Пичугин еще раз оценивающе посмотрел на Ульяну.

Его друг Алешка прав, категорически отказываясь отождествлять курсистку со всей этой историей. «Да, в такую можно влюбиться».

– Мой друг Алексей хочет предупредить вас: тот, кто был с вами, ваш э-э…

– А вот нисколечко не правда, никакой он не ухажер! – Уля надула губки.

– Извините, но я хотел сказать – спутник. В общем, Ступичев… э-э… похитил ценный груз, который мы с Алешей сторожили. Вот.

– О Боже! Какой негодяй! Хамелеон! – Возмущение девушки было таким искренним, что сомневаться в ее непричастности не приходилось. С другой стороны, дальнейшие расспросы и волнение по поводу Алешкиной судьбы позволяли быть с ней более откровенным. И Шурка решил все рассказать.

– Хорошо, – сказал он, – слушайте. Но только поклянитесь, что… э-э… не расскажете никому. От этого зависят наши жизни.

Увидев, каким серьезным стало лицо маленького гимназиста, Ульяна крестясь, произнесла:

– Клянусь Богом!

На следующий день Пичугин направлялся в гараж красных. Еще раз перечитав любимые моменты из Конан Дойля, Шурка решил окончательно перевоплотиться. Затемненные зеленые очки теткиного мужа-телеграфиста, позаимствованные перед уходом, пришлись весьма кстати. Трость и замызганная шапчонка дополнили гардероб слепого. Попрошайка получился жалкий. Наверное, только опытный взгляд городового смог бы отличить шарлатана по излишней суетливости движений. Но новочеркасских стражей порядка давно истребили как класс.
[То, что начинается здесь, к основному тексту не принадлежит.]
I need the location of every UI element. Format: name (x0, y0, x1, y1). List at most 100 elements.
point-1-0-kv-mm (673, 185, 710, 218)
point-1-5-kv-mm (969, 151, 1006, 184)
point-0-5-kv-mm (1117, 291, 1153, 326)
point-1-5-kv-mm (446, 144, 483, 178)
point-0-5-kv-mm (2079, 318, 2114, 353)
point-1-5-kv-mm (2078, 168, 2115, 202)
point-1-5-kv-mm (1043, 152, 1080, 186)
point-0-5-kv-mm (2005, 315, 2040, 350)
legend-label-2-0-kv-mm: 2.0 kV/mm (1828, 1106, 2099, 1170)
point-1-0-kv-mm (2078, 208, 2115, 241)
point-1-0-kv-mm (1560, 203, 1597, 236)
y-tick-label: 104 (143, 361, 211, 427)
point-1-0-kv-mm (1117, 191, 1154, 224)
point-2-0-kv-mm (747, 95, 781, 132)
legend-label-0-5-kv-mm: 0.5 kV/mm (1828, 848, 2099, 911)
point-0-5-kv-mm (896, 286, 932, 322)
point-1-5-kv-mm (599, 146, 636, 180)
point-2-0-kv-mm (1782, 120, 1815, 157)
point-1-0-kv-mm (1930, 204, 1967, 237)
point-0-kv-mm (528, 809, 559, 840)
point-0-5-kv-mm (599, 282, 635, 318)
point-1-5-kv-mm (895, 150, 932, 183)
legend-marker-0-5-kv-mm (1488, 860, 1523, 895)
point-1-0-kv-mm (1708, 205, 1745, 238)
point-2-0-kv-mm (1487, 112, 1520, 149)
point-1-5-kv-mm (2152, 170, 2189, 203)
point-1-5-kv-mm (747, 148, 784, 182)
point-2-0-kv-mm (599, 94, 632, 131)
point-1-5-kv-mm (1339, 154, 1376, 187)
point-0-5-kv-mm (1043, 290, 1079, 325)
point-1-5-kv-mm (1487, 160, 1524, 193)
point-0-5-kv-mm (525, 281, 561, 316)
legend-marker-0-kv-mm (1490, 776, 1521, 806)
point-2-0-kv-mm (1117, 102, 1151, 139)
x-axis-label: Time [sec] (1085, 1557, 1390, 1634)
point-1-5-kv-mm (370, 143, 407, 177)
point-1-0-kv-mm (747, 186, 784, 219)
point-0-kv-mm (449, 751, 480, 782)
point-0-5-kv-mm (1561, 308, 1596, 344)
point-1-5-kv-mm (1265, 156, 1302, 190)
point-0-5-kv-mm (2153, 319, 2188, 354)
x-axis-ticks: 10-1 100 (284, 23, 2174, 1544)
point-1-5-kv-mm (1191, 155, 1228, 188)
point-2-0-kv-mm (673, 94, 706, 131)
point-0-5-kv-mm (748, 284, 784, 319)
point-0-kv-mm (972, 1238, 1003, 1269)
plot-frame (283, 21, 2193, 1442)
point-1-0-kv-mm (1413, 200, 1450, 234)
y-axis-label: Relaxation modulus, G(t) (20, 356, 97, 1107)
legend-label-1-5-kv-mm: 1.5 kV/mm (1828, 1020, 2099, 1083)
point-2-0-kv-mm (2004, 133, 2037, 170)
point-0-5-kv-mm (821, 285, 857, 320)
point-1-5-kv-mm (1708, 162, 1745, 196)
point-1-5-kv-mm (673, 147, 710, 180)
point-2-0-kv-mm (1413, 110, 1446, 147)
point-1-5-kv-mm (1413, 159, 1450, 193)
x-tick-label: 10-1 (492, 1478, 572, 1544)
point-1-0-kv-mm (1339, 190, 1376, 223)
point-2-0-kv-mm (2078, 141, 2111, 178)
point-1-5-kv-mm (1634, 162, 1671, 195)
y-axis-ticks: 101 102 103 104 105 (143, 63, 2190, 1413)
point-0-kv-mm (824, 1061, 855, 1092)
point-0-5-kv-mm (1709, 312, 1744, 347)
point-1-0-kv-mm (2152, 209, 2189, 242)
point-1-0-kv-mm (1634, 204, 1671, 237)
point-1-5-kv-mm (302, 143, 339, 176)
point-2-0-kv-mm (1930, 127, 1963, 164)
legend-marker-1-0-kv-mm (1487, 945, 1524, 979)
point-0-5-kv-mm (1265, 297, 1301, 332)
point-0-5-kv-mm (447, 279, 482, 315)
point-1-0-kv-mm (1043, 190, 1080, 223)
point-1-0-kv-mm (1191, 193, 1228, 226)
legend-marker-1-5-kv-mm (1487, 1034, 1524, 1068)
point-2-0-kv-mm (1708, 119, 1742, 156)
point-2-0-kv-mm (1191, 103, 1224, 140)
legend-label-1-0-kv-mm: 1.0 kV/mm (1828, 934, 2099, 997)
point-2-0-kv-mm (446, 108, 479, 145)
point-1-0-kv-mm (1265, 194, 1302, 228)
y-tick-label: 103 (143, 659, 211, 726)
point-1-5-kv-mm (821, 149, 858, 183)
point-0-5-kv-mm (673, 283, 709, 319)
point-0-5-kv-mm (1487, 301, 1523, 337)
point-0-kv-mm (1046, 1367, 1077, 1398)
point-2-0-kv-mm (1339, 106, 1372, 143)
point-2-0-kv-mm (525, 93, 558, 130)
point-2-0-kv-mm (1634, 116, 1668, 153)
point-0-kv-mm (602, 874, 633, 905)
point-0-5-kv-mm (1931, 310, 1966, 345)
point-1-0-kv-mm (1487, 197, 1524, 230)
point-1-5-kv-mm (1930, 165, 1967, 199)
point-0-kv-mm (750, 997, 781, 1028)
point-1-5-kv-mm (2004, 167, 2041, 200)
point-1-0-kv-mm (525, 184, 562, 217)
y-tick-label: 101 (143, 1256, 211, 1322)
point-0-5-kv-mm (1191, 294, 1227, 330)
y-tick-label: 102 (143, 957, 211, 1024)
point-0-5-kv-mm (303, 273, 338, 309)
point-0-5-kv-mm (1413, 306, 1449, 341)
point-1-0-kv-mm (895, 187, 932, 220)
Даже цыгане убрались из города, от греха подальше.

На паперти перед Войсковым собором появление «слепца» вызвало взрыв негодования. На Пичугина зашипели:

– Иди, иди отсюда! Не мылься – бриться не будешь!

Кособокий юродивый, выросший как гриб на пути, заскулил:

– Моя-я копеечка! Моя-я!

Шурка ткнул в юродивого палкой, и тот, как ошпаренный, отскочил:

– Пошто, упырь, пошто?

Конспиратор довольно ухмыльнулся – значит, его наружность производила нужное впечатление: «Приняли за конкурента».

Встречные торопливо обходили «убогого», а один даже сунул в руку керенский рубль. Шурка молча поклонился и зашагал дальше, старательно обстукивая крылечки и деревья.

У ворот гаража кого только не было. Комиссары с ординарцами, начпроды с мешками, матросы с мандатами на транспорт для реквизиций. Грузовые и легковые автомобили то и дело въезжали или выезжали. У входящих внутрь часовые проверяли пропуска. Один из грузовиков притормозил неподалеку от въезда. Водитель пригласил нескольких матросов забираться в кузов, а сам открыл капот.

– Щас воды подолью и поедем, – сказал он старшему морячков.

Шурка, стоявший за деревом, быстро снял очки, шапчонку, кинул в траву трость. Теперь он напоминал беспризорника.

– Дяденька, дяденька! – затеребил он шофера. – Не могли бы вы дяденьке Журбе вот этот рецепт… э-э… передать? Меня из аптеки послали.

Солдат с ведром направлялся к воротам.

– Давай, шкет. Для Журбы передам.

Через пару минут на улицу вышел огромный розовощекий человек с размером ботинок почти как два пичугинских.

– Это ты рецепт на мазь приносил?

Шурка с ужасом посмотрел вверх, потом на протянутую ему руку-кувалду.